Graphical depiction of data presented in article
Data were derived from Weber B, et al. J Am Heart Assoc. 2022;doi:10.1161/JAHA.122.025844.

For this study, researchers at Brigham and Women’s Hospital identified 34 patients with confirmed SARS-CoV-2 infection who underwent myocardial stress perfusion PET from April 2020 to July 2021 (median time to imaging, 4.6 months). Measures of myocardial perfusion and blood flow reserve were compared with 103 matched controls without prior SARS-CoV-2 infection who underwent myocardial stress perfusion PET during the same period.

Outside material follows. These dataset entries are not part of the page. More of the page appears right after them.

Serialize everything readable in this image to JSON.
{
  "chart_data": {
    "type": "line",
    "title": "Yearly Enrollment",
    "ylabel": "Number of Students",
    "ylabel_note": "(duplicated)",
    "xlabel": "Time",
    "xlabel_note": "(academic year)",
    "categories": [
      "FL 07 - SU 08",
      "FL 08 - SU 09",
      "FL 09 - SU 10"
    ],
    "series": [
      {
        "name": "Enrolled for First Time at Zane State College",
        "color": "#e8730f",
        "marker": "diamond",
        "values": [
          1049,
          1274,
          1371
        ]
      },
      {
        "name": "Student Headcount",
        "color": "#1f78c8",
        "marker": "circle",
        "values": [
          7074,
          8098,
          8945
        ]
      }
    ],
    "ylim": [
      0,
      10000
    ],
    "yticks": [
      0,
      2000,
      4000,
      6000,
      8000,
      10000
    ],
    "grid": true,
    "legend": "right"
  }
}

The primary outcome was prevalence of coronary vasomotor dysfunction, defined as myocardial blood flow reserve less than 2 associated with a maximal myocardial blood flow of less than 1.8 mL/min/g.

CV risk factors such as obesity (67.7%), hypertension (91.2%), hyperlipidemia (91.2%) and diabetes (55.8%) were common among patients with confirmed SARS-CoV-2 infection.

Fifty-three percent of patients with COVID-19 had abnormal myocardial perfusion on N13- ammonia PET.

Researchers observed myocardial blood flow reserve less than 2 in 44% of the patients with confirmed SARS-CoV-2 infection compared with 11.7% of matched controls (P < .001). The difference remained significant when the analysis was restricted to patients with visually normal PET scans (P < .001). The researchers posited that these findings are not only related to epicardial CAD but may indicate an abnormal microcirculatory response to stress.

In addition, mean myocardial blood flow reserve was 19.4% lower in patients with confirmed SARS-CoV-2 infection compared with the control group (2 vs. 2.48; P < .001).

There was no difference in mean myocardial blood flow reserve among patients with confirmed SARS-CoV-2 infection requiring hospitalization compared with those who did not require hospitalization (P = .5).

“In survivors, the longer-term cardiovascular consequences of COVID-19 are unknown and important to delineate to inform therapeutic strategies for long-term sequelae beyond acute illness, including the risk of myocardial infarction and stroke from endothelial damage,” the researchers wrote. “The excess microvascular risk in this study supports a potential role for vascular endothelial damage and/or inflammation in driving coronary vasomotor abnormalities that might contribute to excess cardiovascular risk in this population.”